When I was in a relationship, I stayed in my comfort zone. We watched the same shows, ate at the same places, and traveled to the same states. When we broke up, I made it my resolution to say “yes”. This “yes” resolve led me to trying so many new things. I went rock climbing, I ate octopus, I flew to Greece with a guy I barely knew, and more.
It answered the question: “What If?”
My ex and I were together for a long time, and more than once I found myself wondering what it would be like to be with someone else. Being single has allowed me to kiss, date, and have sex with other people. It gave me permission to go after guys I liked in high school, guys I found cute, and guys I never saw myself with. Answering the “what if” has made it easier to picture myself being with one person in the future, and that’s really important for me going forward.
I became more self-reliant and mended my emotional well-being.
Being in a relationship was easy. When I felt lonely, sad, or anxious, I had someone to turn to. Being single has forced me to deal with my issues more introspectively. Rather than immediately reaching out to my partner when I’m struggling, I have to reflect. This act of living in my discomfort has made me a better person and helped me to heal some deep-seated things that I ignored when I was in a long-term relationship.
It let me be an individual again.
I met my boyfriend through a club in college. As a result, we shared a lot of the same friends. People watched as our fling blossomed into a serious relationship, and for a long time, they associated us together. When people saw me, they didn’t ask about me, they asked about him. Now, I’m not one of two. I’m me, unattached, unassociated, and that feels incredible.
I became the “main character” of my life.
After my breakup, I began to focus on myself first and foremost. I stopped having to take someone else’s wants or needs into consideration with the things I did, and I focused on my own wants and needs. Now, I put myself first and I treat every day like a new, exciting adventure.

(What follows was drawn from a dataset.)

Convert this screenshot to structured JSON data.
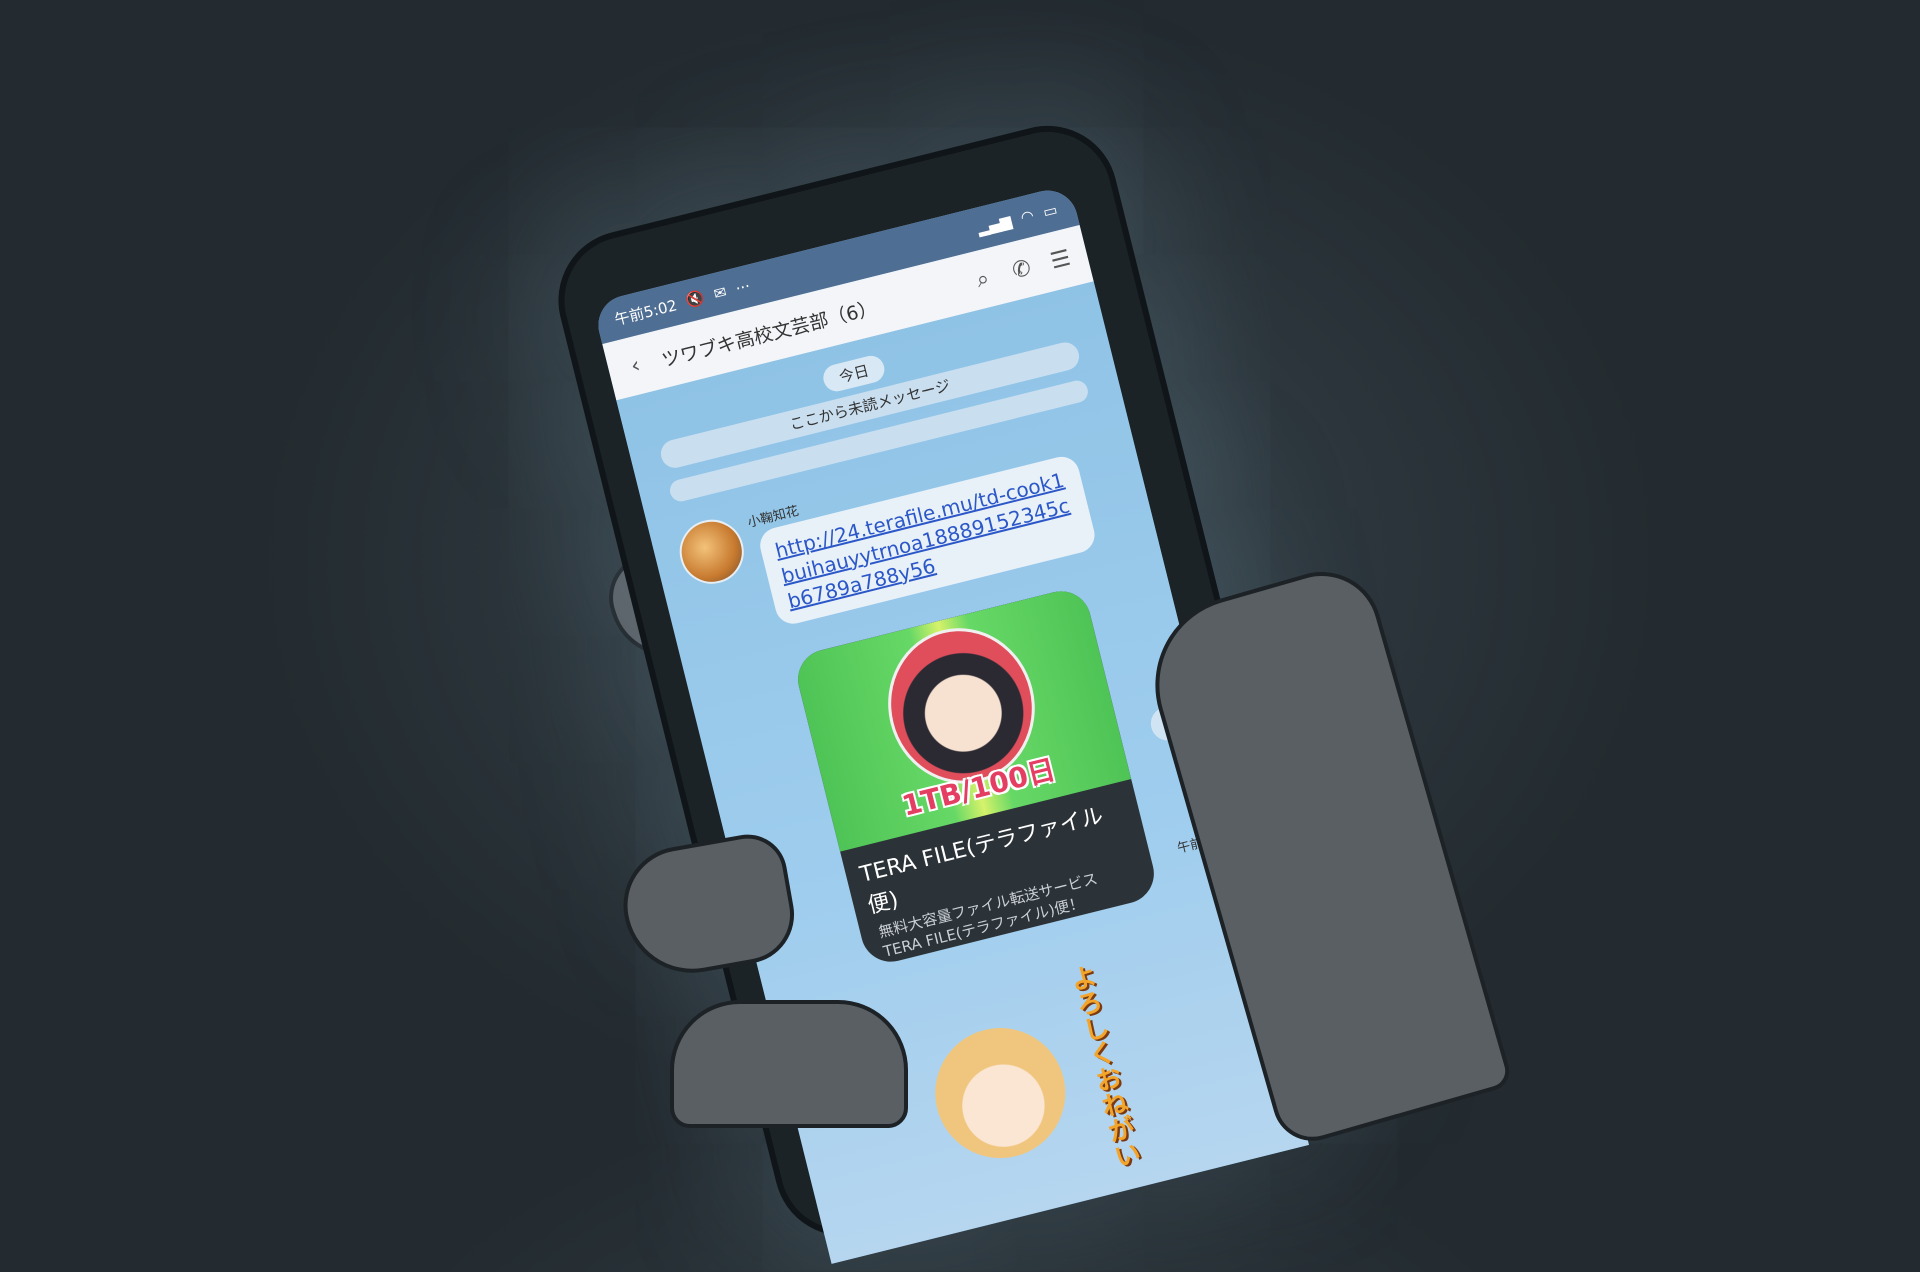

I learned more about myself.
Being single forced me to spend more time alone with my thoughts, especially as I was going through my breakup. I learned more about my likes and dislikes, my hobbies, and my passions. I’d spent so much time looking at myself in the reflection of his rose-colored glasses that I didn’t know what I looked like anymore. Without him, I was reminded of who I see myself as, not as who anyone else sees me as.
I have grown exponentially since ending my relationship. It’s ironic, but being single has helped me mature enough to be ready to be in a long-term commitment. Now when I decide to settle down, I know that I’ll be a good partner, and that’s something I couldn’t have said a few years ago. I’ve learned to love myself on a deeper level, and as RuPaul says, “If you can’t love yourself, how the hell are you gonna love somebody else?”